Here are a few recent cakes that Callan gets all the credit for.
I love the subtlety of the ruffle on this cake.
Callan really perfected her chevron technique last summer. This navy and gold cake was a snap for her.
I love the movement of the octopus’ legs, and there’s something I love about the sea turtle in this under-the-sea themed cake.
Callan: You know how sometimes you ask me what I’d do without you and I answer, “Find someone else.”? The truth is, I have no idea. Thank you, Callan, for everything.

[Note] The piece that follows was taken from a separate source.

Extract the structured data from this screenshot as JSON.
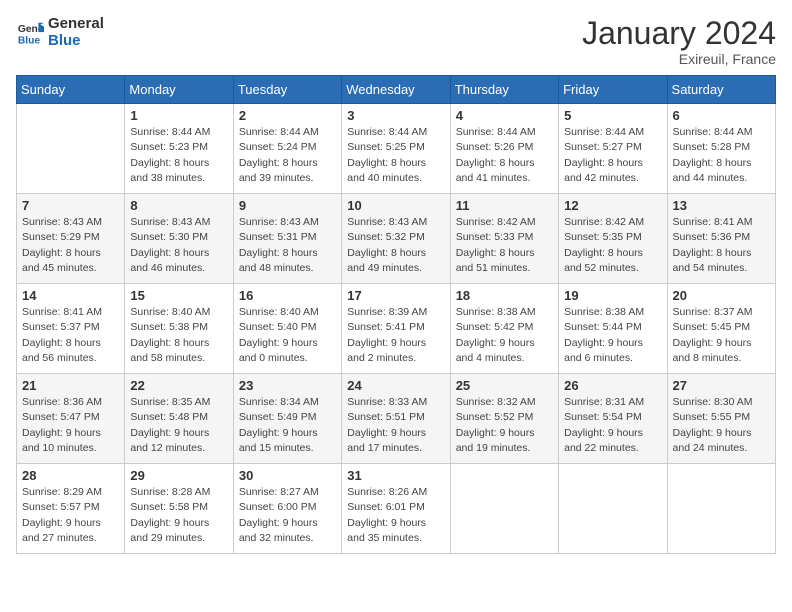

My great-uncle George, my maternal grandfather’s brother, turned 100 on April 13th. The three cakes I made for his party were far from the prettiest or most technically challenging I’ve made, but they were very special because he is so very special. (He requested cheesecake and strawberry shortcake–his two favorites. I’ve never made a strawberry shortcake, but how could I say no? Luckily Callan had an old recipe. Cousin Steve requested a chocolate cake as well, so I made that too.)
In addition to having had an amazing life, Uncle George is the most spunky, energetic, full of life “fella” I’ll ever know. Nothing about him says “elderly”. He’s all wit and humor, speedy and quick, and still gets his drink on. (My grandfather, Milton, his brother, also lived until 100 and appreciated a good glass of gin on the rocks–daily–until he died last year.) As funny as George is, he is equally warm and loving and generous. He’s just one of those guys that everyone loves.
George has always been a great story teller (some of my favorite stories involve a neighborhood kid a few years older who bore no relation but was known affectionately as “Uncle Izzy”), but I was actually there for one of my most cherished George memories. It was about 10 years ago when George was 90 and I was teaching U.S. history at a high school in Queens. I asked Uncle George to come give a talk to my classes about his life. I hoped my students would enjoy it.
He started by telling them how he and his two brothers grew up in a tenement on the Lower East Side of Manhattan. With no indoor plumbing, they had to go to public bath houses to bathe. They lived above a storefront, and the shop got a telephone long before they did. Friends would call the store and ask for George, and the shop owner would walk outside and shout up to his apartment, “George! Phone call for you!” George would come down and take the call. When George was about ten, they moved to the Bronx. One day George and a few buddies ditched school to go to Yankee Stadium and see Babe Ruth play. In World War II, he was in the Army stationed in Italy. And during the cold war, he and his wife Nettie traveled to Soviet Russia to visit her family.
The students–my inner-city students with their hard-as-nails New York exteriors–were riveted. They listened intently the entire time. I was so proud. At the end of his talk, I asked if there were any questions, and all their hands went up. Now I was bursting with pride. I probably should have seen it coming, but every single question shared a common theme:
“Were you naked in the bath houses?”
“Were women allowed?”
“Did you all bathe together?”
I was horrified, but George didn’t miss a beat, patiently answering all their questions with a respectfully straight face. If you knew him, you would expect nothing less.
George’s 100th birthday party was wonderful. Family and friends flew in from as far as Los Angeles and Israel to be there. Over 50 people were there.
First, the invitation:
George and two of my second cousins. Yup. He’s 100. Note the cocktail in his hand.
George founded a spiral binding company many years ago. The strawberry shortcake below features an edible version of the Spiral Man logo (left) that George designed.
Yankees, of course.
The three cakes. Cheesecake in the middle.
George, you are more than an inspiration to everyone that has ever had the pleasure of knowing you. You are the patriarch of our family, someone we all respect, admire, and love. Happy 100th Birthday to you.